Les questions en suspens
Pour éclairante qu’elle soit, la jurisprudence récente des premiers présidents laisse subsister quelques zones d’ombre.
La première tient au degré de précision exigé dans l’argumentation. Suffit-il d’invoquer, de manière générale, le risque de conséquences manifestement excessives, ou faut-il détailler ces conséquences avec précision ? Les ordonnances les plus récentes semblent exiger un minimum de substance, mais la frontière entre l’argumentation suffisante et la « formulation lapidaire » demeure incertaine.
La jurisprudence du mois de janvier 2026 illustre particulièrement bien cette incertitude. Dans une ordonnance du 14 janvier, le Premier Président de la cour d’appel de Paris avait jugé qu’une prétention dans les conclusions de première instance, visant à exclure l’exécution provisoire sans avoir présenté « aucun moyen, développement ou argumentation au soutien de cette demande », ne permettait pas de passer le filtre de la recevabilité (CA Paris, 1er pres., Pôle 1, Ch.5, 14 janvier 2026, RG 25/13052).

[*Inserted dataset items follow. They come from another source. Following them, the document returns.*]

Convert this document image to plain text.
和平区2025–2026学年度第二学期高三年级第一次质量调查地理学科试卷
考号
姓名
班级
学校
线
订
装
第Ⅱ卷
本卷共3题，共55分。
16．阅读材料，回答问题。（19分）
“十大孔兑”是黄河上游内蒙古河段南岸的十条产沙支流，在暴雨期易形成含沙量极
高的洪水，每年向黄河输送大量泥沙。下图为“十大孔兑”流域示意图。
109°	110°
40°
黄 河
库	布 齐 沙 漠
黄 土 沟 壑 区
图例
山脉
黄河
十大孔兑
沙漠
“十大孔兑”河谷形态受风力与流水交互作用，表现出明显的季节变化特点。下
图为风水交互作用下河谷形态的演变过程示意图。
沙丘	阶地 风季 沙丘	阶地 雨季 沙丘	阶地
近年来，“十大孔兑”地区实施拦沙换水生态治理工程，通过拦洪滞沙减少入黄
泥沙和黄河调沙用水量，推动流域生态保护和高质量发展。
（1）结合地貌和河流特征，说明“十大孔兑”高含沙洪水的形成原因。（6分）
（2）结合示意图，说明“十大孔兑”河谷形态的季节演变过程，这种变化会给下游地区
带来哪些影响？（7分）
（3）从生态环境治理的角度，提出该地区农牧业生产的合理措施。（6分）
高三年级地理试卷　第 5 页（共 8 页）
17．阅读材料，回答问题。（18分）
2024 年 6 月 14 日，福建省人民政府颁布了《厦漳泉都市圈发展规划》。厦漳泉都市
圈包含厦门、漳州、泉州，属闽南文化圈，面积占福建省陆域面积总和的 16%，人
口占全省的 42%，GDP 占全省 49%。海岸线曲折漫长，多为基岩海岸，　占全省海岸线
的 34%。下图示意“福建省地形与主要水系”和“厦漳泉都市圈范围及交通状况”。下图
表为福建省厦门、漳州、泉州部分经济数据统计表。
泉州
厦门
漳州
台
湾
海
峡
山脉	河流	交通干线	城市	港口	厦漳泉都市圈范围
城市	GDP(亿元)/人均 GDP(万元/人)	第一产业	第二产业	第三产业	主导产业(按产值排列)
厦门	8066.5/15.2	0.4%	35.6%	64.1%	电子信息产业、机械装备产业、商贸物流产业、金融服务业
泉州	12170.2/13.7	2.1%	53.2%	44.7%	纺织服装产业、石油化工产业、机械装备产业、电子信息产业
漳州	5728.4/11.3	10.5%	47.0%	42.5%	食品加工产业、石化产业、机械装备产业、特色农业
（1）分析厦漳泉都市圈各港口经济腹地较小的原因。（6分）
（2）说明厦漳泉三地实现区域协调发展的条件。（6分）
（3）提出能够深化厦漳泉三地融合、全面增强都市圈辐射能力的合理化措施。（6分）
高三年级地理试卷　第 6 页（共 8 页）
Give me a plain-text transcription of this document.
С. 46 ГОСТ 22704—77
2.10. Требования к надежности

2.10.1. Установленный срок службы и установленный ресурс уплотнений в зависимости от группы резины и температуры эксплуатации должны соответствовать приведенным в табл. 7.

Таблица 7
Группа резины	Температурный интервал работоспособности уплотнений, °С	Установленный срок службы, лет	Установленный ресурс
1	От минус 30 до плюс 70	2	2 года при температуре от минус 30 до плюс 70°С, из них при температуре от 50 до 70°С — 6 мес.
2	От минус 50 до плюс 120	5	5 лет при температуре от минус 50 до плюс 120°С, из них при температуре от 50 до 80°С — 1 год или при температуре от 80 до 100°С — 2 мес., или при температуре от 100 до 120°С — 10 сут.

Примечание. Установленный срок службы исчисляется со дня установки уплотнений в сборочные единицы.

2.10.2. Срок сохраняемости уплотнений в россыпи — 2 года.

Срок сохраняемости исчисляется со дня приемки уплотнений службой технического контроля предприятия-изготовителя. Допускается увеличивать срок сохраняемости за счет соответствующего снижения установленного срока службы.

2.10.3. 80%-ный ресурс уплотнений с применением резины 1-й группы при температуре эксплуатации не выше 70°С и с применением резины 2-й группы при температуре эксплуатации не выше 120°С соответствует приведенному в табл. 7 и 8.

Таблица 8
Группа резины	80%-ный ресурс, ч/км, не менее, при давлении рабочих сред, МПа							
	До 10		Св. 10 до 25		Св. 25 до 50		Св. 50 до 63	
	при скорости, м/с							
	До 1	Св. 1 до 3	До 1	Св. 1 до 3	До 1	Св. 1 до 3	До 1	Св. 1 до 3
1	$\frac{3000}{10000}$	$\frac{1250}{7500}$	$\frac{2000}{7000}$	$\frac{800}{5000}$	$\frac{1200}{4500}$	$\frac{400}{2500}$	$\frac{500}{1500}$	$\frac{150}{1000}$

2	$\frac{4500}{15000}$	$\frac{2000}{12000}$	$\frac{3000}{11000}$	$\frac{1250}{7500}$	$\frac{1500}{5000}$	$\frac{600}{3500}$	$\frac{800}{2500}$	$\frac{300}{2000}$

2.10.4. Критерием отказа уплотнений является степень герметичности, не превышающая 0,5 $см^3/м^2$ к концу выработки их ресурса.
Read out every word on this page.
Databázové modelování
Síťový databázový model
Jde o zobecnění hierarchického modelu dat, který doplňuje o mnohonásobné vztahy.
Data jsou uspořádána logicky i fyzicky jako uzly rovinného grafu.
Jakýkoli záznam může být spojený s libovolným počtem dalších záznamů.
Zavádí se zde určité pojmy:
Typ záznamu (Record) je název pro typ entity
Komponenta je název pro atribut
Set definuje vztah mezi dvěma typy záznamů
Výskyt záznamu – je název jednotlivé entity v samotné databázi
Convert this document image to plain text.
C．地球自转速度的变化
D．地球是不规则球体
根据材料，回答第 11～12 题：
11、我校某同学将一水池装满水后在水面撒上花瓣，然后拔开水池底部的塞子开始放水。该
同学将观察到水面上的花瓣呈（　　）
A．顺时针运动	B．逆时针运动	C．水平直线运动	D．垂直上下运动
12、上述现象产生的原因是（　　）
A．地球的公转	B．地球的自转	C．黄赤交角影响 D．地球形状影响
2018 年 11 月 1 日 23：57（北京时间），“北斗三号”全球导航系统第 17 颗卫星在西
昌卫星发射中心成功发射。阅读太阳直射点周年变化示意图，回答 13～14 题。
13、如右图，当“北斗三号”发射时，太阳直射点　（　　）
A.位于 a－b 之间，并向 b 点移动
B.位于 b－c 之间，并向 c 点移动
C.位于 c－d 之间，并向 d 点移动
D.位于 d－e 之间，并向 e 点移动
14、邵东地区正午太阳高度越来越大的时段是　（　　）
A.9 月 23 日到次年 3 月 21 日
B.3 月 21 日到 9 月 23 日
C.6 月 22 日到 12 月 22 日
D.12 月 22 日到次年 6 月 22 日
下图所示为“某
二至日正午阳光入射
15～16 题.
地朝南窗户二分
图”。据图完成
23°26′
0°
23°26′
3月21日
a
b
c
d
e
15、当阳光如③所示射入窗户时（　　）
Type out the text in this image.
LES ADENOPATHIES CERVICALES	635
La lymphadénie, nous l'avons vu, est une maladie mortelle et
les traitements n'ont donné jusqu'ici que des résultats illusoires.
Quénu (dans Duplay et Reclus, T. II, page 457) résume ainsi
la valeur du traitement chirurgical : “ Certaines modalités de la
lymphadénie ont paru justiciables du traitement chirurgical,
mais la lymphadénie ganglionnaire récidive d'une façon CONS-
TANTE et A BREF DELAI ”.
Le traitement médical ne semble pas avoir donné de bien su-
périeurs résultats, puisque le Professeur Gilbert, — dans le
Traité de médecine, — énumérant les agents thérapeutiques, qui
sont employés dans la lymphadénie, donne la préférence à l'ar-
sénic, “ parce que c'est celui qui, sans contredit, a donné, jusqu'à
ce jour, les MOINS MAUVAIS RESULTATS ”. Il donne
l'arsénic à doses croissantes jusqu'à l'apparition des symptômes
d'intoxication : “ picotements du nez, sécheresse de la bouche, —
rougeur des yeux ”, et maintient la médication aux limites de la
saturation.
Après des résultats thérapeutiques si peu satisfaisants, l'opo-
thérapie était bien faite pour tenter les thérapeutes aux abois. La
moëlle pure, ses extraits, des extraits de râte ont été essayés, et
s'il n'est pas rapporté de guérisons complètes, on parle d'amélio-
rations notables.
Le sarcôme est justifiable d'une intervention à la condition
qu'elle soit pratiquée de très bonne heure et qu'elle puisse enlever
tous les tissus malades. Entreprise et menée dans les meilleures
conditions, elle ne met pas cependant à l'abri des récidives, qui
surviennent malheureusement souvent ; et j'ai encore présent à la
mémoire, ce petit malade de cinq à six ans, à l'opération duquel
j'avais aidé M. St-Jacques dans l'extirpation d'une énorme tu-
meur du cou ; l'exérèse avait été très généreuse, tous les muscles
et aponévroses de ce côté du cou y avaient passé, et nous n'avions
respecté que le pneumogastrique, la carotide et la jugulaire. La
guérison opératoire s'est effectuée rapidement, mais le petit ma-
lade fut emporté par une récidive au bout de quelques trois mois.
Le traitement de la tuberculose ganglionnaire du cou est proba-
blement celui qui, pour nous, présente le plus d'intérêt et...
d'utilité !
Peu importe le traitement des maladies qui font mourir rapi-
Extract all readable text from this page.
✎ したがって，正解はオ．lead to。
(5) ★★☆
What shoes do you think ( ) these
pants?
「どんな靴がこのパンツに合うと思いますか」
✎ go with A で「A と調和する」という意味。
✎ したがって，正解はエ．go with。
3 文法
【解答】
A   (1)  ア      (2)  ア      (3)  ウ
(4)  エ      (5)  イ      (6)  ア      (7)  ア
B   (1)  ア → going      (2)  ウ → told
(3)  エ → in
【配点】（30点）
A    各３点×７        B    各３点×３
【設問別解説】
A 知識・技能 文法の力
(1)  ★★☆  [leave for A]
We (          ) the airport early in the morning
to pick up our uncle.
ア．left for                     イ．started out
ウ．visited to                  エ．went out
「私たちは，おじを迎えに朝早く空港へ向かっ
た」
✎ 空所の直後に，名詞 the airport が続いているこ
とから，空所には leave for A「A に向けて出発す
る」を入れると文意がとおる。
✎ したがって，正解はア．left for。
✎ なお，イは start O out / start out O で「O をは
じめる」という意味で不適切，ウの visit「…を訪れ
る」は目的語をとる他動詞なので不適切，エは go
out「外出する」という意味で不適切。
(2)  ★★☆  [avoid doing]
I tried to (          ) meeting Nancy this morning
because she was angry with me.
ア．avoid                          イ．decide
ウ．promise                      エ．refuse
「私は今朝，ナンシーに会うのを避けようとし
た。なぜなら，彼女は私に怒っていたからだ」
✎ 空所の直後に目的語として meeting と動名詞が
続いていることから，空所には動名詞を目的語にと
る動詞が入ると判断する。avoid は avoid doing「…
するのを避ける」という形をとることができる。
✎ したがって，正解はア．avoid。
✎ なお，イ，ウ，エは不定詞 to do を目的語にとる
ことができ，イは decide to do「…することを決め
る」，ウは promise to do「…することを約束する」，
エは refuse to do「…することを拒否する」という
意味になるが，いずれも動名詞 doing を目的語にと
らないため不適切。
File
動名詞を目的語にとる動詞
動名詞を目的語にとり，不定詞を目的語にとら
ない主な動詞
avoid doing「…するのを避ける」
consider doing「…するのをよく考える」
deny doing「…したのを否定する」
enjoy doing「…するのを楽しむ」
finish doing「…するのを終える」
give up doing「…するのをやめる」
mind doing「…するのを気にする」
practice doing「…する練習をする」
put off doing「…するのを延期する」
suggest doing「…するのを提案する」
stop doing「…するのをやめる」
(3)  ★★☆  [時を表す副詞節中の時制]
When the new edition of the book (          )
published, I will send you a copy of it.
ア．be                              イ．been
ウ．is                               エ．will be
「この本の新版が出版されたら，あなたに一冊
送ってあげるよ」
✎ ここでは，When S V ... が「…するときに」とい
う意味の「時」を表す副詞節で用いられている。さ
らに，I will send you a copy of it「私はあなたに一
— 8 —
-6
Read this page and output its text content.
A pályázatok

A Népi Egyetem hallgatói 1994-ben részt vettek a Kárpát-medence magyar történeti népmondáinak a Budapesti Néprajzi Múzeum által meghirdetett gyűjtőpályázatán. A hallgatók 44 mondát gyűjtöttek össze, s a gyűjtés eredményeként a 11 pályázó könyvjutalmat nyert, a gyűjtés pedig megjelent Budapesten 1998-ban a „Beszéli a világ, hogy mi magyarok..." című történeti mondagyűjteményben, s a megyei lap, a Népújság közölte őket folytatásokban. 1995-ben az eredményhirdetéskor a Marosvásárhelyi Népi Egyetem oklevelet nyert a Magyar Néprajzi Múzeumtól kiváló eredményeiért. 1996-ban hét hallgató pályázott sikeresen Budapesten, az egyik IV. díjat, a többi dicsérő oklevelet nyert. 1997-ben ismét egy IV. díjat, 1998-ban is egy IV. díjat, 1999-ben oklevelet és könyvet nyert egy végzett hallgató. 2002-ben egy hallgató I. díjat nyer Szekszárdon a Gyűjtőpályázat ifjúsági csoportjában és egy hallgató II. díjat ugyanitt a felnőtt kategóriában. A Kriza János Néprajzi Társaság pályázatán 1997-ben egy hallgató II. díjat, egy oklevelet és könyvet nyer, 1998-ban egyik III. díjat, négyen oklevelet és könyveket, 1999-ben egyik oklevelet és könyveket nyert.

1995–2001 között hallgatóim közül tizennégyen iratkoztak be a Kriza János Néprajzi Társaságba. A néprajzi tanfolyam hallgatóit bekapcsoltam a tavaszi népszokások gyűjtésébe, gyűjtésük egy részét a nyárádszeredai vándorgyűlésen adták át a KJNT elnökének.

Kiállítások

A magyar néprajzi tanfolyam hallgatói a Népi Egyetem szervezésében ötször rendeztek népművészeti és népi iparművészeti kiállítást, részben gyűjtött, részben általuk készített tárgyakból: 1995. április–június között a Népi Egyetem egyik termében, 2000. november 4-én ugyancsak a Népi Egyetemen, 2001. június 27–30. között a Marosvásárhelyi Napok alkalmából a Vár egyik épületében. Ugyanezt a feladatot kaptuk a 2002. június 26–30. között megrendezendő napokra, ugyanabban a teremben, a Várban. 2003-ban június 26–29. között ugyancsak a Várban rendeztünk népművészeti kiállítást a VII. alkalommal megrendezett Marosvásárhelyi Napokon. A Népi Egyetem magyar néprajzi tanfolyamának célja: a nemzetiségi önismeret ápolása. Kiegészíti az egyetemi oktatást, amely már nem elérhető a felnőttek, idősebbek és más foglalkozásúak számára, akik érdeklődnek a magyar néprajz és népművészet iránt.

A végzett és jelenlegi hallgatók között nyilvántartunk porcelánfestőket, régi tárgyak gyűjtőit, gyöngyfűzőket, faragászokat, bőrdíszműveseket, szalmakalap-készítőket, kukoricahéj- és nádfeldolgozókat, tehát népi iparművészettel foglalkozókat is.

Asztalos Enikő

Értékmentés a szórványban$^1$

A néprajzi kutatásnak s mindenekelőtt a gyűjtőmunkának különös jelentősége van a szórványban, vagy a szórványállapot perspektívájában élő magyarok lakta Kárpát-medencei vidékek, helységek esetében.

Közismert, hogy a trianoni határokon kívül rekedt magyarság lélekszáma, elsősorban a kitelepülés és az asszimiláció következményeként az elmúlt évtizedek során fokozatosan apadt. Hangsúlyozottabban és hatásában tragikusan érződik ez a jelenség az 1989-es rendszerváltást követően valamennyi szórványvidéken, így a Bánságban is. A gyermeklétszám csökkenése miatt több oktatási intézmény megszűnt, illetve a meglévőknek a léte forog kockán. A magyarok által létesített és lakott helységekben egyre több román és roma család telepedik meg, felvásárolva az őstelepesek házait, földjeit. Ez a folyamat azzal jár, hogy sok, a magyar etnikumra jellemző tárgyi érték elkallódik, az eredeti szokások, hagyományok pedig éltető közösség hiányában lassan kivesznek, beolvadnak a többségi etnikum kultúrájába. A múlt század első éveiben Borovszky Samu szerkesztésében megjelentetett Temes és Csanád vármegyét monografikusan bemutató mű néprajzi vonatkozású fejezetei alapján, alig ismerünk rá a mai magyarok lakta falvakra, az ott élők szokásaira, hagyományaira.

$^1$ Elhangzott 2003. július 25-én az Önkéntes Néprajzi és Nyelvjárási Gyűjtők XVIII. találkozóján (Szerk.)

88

Pourtant, à l’occasion d’une ordonnance rendue une semaine plus tôt, le Premier Président jugeait de manière sensiblement différente. Saisi d’une affaire dans laquelle une partie avait, en première instance, simplement demandé que l’exécution provisoire de droit ne soit pas appliquée, sans autre précision, le Premier Président avait déclaré sa prétention recevable au motif que « ni les dispositions de l’article 514-3 du code de procédure civile, ni la jurisprudence de la cour d’appel de Paris développée sur la base de ce texte, ni la jurisprudence de la Cour de cassation n’impose d’autre obligation que celle-ci » (CA Paris, 1er prés, Pôle 1 Ch.5. 8 janvier 2026, RG 25/09830).
La prudence commandera de développer une argumentation aussi circonstanciée que possible, en s’appuyant sur des éléments factuels précis.
La deuxième question concerne l’hypothèse où le juge de première instance a écarté l’exécution provisoire sur certains chefs de dispositif, mais l’a maintenue sur d’autres. La partie qui n’a pas présenté d’observations sur les chefs pour lesquels l’exécution provisoire a été maintenue pourra-t-elle solliciter l’arrêt de la mesure sur ces chefs ? La réponse devrait être négative, dès lors que l’absence d’observations a empêché le juge d’exercer son pouvoir d’appréciation sur ces chefs précis.
Recommandations pratiques
Face à cette jurisprudence désormais consolidée, quelques recommandations s’imposent aux praticiens.
En première instance, il convient de systématiquement développer, que l’on soit demandeur ou défendeur à l’action, dans le corps des conclusions, une argumentation substantielle sur l’exécution provisoire, et ce même si l’on estime que les chances d’obtenir son rejet sont faibles. Cette argumentation doit :
- Être insérée dans la discussion, et non se limiter à une mention dans le dispositif ;
- Viser expressément les critères de l’article 514-3, alinéa 2 (incompatibilité avec la nature de l’affaire ou risque de conséquences manifestement excessives) ;
- Comporter des éléments factuels précis et vérifiables permettant au juge d’apprécier la réalité du risque allégué ;
- Être reprise dans le dispositif des conclusions par une demande claire : « Écarter l’exécution provisoire de la décision à intervenir ».
En appel, si l’on envisage de solliciter l’arrêt de l’exécution provisoire, il est impératif de vérifier que des observations conformes aux exigences jurisprudentielles ont bien été présentées en première instance. À défaut, la demande sera irrecevable, sauf à démontrer que les conséquences manifestement excessives se sont révélées postérieurement au jugement – preuve souvent impossible à rapporter.